While Bitcoin halving is approaching, there are more and more talks about the price of BTC. Though there are a lot of different points on what may happen next, now Bitcoin price is increasing. The asset is trading at $7,712 now, having added around 1.40% within the last 24 hours.
Galen Moore, senior research analyst for CoinDesk said in his podcast that, while waiting for the Bitcoin halving “we take a trip down memory lane back to the early days of Bitcoin” when miners started to race for network rewards.
He said:
“I think the introduction of Application Specific Integrated Circuits was a watershed moment in terms of changing the way bitcoin was mined and secured. If you know that a more powerful machine will get you more reward, make your business more profitable, you’ll be looking for the next more powerful machine all the time, knowing that your competitors are doing the same.”
On the other hand, one of the pioneers of Bitcoin mining Dave Carlson, claims that at the time “the Chinese engineering firms and Chinese producers of this technology far surpassed our ability and speed to get something to market.”
Looking at a ‘Surplus Energy’
We shouldn’t forget, however, that somewhere around 2015 and 2016 there was a turning point when mining operations in China started to abate and merge in different regions parts of the world such as North America. Carlson added that more efficient power production was the main motivation for this shift.
Expecting for the next Bitcoin halving event in May, some miners are looking at leveraging what Moore and Carlson call a “surplus energy” in order to make operations even more cost-effective. Surplus energy can be best explained as the run-off, or waste fuel, released by natural gas and hydropower plants that can be repurposed to mine Bitcoin with no cost. Carlson claims that this could show as a major technological breakthrough for mining if proven to work on a large scale.
For the reminder, when talking about the halving it is important to know that this is an event where the number of new Bitcoin created by miners every ten minutes or so is cut in half.
Bitcoin Halving as a ‘Perfect Storm’
One industry CEO recently referred to the upcoming halving as a “perfect storm” for Bitcoin, while blockchain data firm Coin Metrics released a report on why the event could lead to a short-term price decline that could build the foundation for future positive price movements. Blockchain data and intelligence platform Glassnode has discovered multiple on-chain data metrics that indicate investors’ optimism regarding the halving’s potential effect on the Bitcoin price.
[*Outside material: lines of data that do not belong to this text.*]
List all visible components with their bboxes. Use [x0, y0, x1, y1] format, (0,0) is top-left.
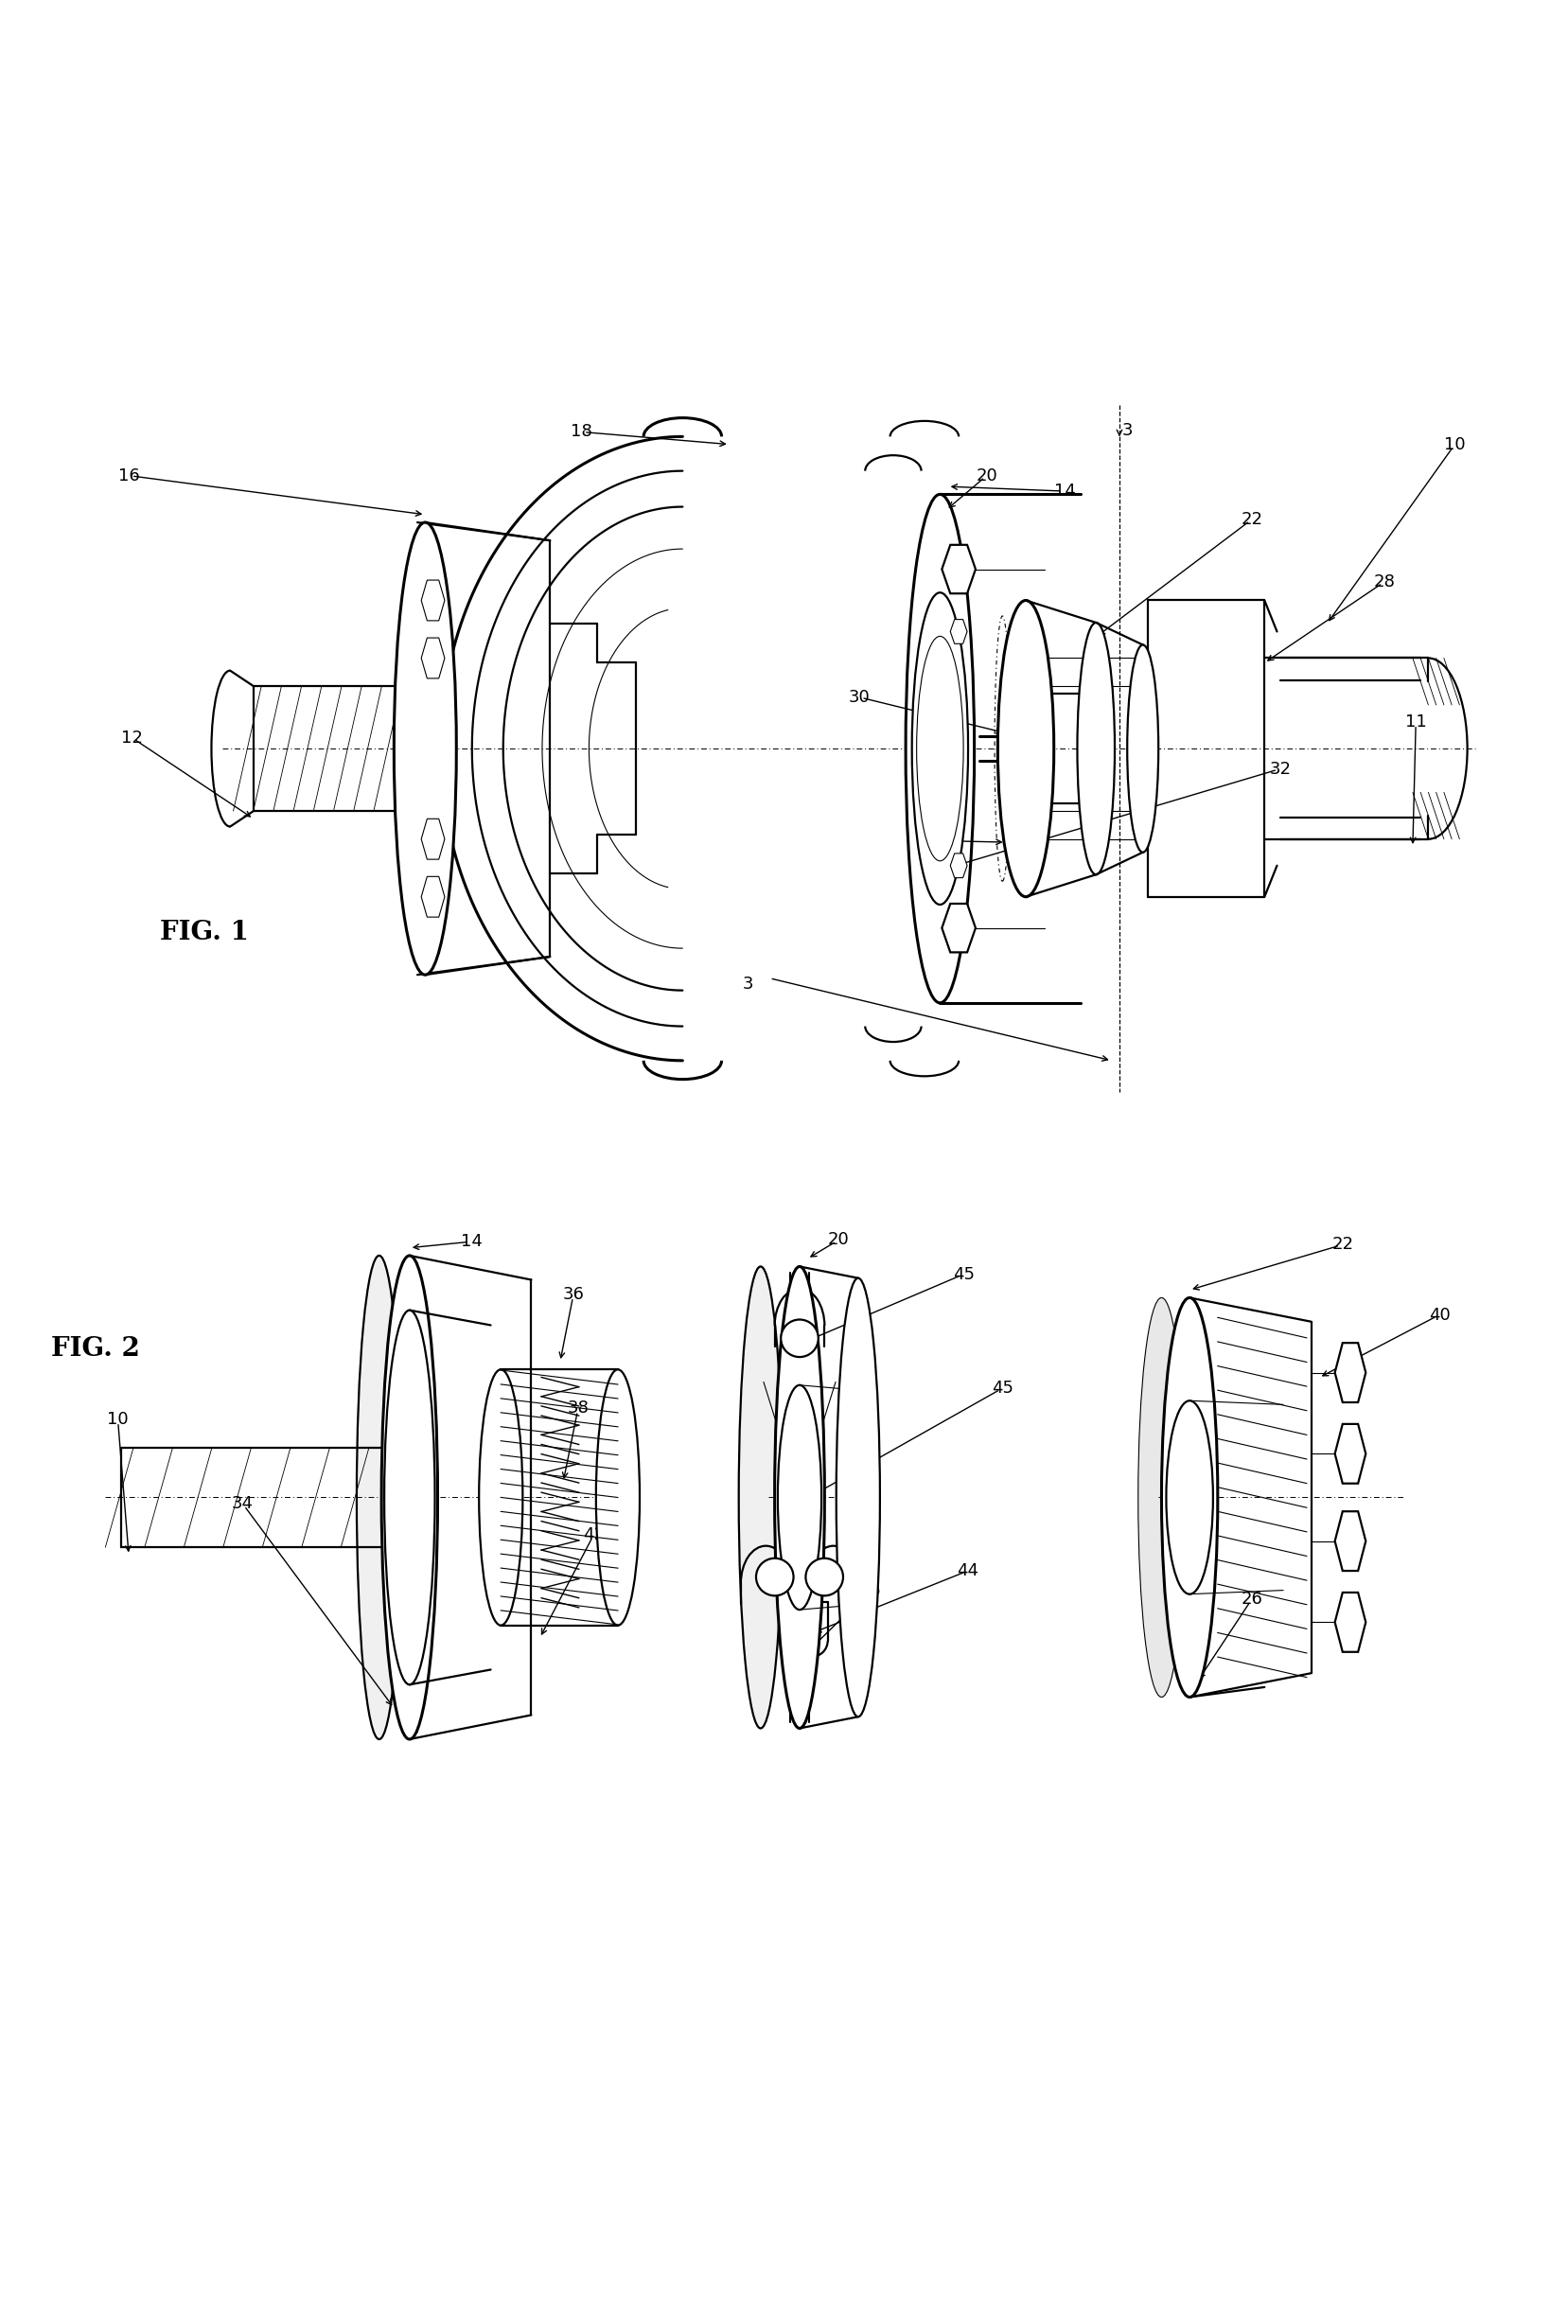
Ellipse shape — [739, 1267, 782, 1729]
Ellipse shape — [906, 495, 974, 1004]
Text: 36: 36 — [563, 1285, 585, 1304]
Ellipse shape — [478, 1369, 522, 1624]
Text: 38: 38 — [568, 1399, 590, 1418]
Text: 42: 42 — [583, 1527, 605, 1543]
Text: 24: 24 — [922, 832, 942, 848]
Ellipse shape — [778, 1385, 822, 1611]
Text: 26: 26 — [1242, 1590, 1262, 1608]
Polygon shape — [1334, 1343, 1366, 1401]
Text: 18: 18 — [571, 423, 593, 442]
Circle shape — [756, 1559, 793, 1597]
Text: 10: 10 — [107, 1411, 129, 1427]
Text: 45: 45 — [991, 1380, 1013, 1397]
Ellipse shape — [775, 1267, 825, 1729]
Text: 32: 32 — [1269, 760, 1290, 779]
Text: 45: 45 — [952, 1267, 974, 1283]
Text: 30: 30 — [848, 688, 870, 706]
Polygon shape — [422, 876, 445, 918]
Ellipse shape — [836, 1278, 880, 1717]
Polygon shape — [1334, 1592, 1366, 1652]
Text: 3: 3 — [743, 976, 754, 992]
Ellipse shape — [913, 593, 967, 904]
Ellipse shape — [356, 1255, 401, 1738]
Polygon shape — [950, 621, 967, 644]
Text: 16: 16 — [118, 467, 140, 483]
Text: 14: 14 — [461, 1234, 483, 1250]
Text: 14: 14 — [1054, 483, 1076, 500]
Polygon shape — [422, 581, 445, 621]
Ellipse shape — [384, 1311, 434, 1685]
Text: 20: 20 — [828, 1232, 850, 1248]
Ellipse shape — [381, 1255, 437, 1738]
Ellipse shape — [1138, 1297, 1185, 1697]
Ellipse shape — [1127, 644, 1159, 853]
Polygon shape — [422, 818, 445, 860]
Text: 11: 11 — [1405, 713, 1427, 730]
Text: 22: 22 — [1242, 511, 1262, 528]
Polygon shape — [1334, 1511, 1366, 1571]
Polygon shape — [950, 853, 967, 878]
Text: FIG. 1: FIG. 1 — [160, 920, 249, 946]
Text: FIG. 2: FIG. 2 — [50, 1336, 140, 1362]
Text: 44: 44 — [956, 1562, 978, 1580]
Circle shape — [806, 1559, 844, 1597]
Text: 40: 40 — [1428, 1306, 1450, 1322]
Ellipse shape — [596, 1369, 640, 1624]
Text: 45: 45 — [859, 1583, 881, 1599]
Polygon shape — [942, 904, 975, 953]
Ellipse shape — [1077, 623, 1115, 874]
Text: 12: 12 — [121, 730, 143, 746]
Text: 3: 3 — [1121, 423, 1132, 439]
Ellipse shape — [997, 600, 1054, 897]
Polygon shape — [942, 544, 975, 593]
Ellipse shape — [1167, 1401, 1214, 1594]
Ellipse shape — [1162, 1297, 1218, 1697]
Polygon shape — [1334, 1425, 1366, 1483]
Text: 34: 34 — [232, 1494, 254, 1513]
Text: 22: 22 — [1331, 1236, 1353, 1253]
Text: 26: 26 — [1022, 832, 1044, 848]
Text: 28: 28 — [1374, 574, 1396, 590]
Ellipse shape — [394, 523, 456, 974]
Text: 10: 10 — [1444, 437, 1466, 453]
Ellipse shape — [917, 637, 963, 860]
Polygon shape — [422, 637, 445, 679]
Text: 20: 20 — [975, 467, 997, 483]
Circle shape — [781, 1320, 818, 1357]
A recent Glassnode Insights post says:
“In the weeks leading up to this milestone, a number of on–chain metrics are suggesting that investors agree with the bullish sentiment around the halving and are increasing their positions and hodling tight.”
Even though so-called on-chain data can sometimes be hard to evaluate when talking about the identities of users who are moving around their Bitcoin, Glassnode says there are a few general trends that are related to activity on the Bitcoin blockchain.
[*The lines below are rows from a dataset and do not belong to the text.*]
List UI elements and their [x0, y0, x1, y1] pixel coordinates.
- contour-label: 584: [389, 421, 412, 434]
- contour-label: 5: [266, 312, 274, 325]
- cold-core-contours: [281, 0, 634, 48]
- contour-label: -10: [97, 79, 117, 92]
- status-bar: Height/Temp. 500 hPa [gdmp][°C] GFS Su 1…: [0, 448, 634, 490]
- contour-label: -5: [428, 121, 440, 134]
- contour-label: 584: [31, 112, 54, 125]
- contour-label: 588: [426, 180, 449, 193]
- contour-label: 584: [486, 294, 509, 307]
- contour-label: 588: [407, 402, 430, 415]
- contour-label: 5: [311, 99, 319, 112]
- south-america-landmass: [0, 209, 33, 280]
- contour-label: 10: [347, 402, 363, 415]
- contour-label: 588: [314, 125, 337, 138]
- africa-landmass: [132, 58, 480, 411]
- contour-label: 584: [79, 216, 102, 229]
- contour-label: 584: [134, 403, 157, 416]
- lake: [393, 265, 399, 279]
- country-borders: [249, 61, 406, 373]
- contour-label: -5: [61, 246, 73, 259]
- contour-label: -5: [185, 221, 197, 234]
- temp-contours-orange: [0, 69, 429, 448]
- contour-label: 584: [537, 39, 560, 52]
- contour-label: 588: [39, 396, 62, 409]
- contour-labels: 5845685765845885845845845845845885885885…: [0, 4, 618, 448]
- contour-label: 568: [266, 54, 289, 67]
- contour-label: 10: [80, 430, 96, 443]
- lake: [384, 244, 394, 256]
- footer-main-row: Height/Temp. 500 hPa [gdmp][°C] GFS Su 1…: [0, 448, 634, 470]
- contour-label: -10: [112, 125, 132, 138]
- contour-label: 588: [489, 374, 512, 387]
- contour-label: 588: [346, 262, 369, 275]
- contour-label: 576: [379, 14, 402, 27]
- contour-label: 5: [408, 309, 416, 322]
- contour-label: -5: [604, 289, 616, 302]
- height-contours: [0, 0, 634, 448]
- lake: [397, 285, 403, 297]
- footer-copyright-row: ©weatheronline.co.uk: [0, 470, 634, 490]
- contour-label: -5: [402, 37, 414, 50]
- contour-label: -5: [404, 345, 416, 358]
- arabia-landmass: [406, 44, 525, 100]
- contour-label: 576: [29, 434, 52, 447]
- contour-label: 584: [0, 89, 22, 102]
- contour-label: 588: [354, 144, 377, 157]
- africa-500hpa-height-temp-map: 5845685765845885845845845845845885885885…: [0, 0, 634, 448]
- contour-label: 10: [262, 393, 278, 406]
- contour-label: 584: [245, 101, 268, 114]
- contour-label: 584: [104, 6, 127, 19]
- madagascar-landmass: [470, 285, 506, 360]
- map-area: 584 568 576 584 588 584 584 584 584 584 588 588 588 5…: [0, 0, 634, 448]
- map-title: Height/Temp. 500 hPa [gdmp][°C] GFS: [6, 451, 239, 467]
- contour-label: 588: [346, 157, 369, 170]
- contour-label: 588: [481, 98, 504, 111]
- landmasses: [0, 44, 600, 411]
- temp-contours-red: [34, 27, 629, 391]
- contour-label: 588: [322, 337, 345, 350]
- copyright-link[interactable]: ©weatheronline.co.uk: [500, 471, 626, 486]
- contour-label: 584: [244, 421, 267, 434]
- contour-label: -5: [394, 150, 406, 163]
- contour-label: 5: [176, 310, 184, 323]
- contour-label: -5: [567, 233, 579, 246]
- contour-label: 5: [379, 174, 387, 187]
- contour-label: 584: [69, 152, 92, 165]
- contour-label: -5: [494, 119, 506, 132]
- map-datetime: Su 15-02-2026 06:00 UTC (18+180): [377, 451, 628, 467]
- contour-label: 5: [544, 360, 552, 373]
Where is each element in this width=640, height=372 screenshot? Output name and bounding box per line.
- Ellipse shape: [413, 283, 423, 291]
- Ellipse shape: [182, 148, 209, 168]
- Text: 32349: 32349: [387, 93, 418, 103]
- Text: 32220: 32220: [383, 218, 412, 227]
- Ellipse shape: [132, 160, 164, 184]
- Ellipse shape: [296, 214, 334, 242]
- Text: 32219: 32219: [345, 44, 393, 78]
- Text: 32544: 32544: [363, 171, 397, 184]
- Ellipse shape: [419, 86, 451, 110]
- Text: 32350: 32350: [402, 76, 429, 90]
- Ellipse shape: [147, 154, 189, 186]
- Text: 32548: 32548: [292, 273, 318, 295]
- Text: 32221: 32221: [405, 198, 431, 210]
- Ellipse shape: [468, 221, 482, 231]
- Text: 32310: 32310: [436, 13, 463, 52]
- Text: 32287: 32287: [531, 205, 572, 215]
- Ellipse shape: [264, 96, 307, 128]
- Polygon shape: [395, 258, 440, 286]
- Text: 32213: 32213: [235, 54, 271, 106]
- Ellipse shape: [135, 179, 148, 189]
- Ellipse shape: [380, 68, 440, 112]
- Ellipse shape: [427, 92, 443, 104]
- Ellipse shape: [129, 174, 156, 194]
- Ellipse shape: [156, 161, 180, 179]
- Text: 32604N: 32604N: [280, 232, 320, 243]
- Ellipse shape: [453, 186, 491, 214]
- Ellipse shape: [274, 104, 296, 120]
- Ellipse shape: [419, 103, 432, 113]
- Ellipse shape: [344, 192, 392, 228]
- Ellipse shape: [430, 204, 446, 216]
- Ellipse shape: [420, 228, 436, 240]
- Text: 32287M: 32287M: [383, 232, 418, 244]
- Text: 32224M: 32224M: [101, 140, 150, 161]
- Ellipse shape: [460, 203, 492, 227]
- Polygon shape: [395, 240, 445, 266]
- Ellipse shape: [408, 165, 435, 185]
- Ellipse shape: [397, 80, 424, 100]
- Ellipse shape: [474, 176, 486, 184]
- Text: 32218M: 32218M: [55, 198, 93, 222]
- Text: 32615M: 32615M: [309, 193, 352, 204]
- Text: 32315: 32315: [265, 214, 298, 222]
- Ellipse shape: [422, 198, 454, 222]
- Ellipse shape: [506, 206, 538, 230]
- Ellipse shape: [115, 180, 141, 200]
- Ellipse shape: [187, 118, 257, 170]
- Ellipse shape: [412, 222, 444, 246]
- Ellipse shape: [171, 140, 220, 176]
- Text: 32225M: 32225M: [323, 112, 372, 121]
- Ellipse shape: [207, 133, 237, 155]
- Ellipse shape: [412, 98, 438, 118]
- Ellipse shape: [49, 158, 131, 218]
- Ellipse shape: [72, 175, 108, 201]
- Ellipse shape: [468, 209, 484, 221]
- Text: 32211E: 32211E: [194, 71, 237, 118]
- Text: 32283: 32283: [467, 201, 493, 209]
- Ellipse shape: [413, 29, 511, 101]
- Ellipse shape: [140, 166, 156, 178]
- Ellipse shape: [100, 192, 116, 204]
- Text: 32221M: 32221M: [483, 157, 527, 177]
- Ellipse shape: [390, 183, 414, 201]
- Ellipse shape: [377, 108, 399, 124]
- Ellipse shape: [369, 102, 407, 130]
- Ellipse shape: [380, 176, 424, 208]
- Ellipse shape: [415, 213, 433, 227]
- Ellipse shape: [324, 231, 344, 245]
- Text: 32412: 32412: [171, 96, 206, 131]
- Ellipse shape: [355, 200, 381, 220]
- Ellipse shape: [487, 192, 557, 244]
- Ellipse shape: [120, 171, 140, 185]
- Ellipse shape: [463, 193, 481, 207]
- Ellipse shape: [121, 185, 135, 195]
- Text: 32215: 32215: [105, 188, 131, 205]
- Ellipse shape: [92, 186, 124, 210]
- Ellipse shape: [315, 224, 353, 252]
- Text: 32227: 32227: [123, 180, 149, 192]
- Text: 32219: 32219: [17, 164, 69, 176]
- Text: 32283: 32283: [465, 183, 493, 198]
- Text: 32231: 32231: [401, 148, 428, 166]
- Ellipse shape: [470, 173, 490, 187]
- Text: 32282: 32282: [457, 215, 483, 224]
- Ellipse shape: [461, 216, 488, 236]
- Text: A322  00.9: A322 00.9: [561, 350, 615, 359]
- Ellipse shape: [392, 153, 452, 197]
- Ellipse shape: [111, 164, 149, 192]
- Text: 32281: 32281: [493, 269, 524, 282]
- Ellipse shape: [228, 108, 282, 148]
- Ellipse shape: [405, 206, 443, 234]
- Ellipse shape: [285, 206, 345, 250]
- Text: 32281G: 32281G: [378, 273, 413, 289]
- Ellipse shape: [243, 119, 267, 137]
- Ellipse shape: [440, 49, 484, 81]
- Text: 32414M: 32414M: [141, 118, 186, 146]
For one, the company claims that 42.83% of the circulating Bitcoin supply has not moved in the last two years. This represents a 10.4% increase from the same time last year, even though we have seen a very excruciating fall in the price that took place in the middle of last month. According to Glassnode, this data shows that the long-term holders were not flustered by the crypto asset market’s fall during the month of March.
New Range Defined for Bitcoin
Currently, a new range is defined for Bitcoin price before the halving. The resistance is found at the $7,700-7,800 area, while the support is found between $7,275 and $7,350. As long as the price remains above this support level, further upwards pressure and momentum are warranted, especially going towards the halving.
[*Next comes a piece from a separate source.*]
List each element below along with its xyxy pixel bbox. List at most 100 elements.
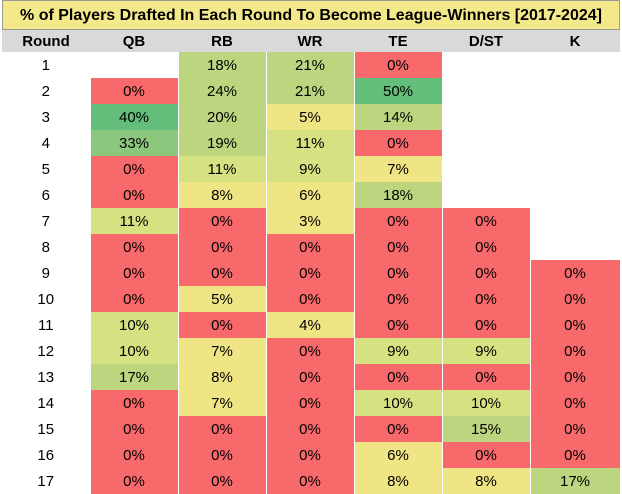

Head of research at TradeBlock James Todaro says he predicts the mining profitability of Bitcoin to go up from $7,000 to anywhere between $12,000 and $15,000 after the coin halves.
“Following the Bitcoin halving, miners’ estimated breakeven costs will rise from ~$7,000 today to ~$12,000–15,000 per BTC after. I would not be surprised if we see Bitcoin prices rise above these levels so that miners remain profitable,” explained he.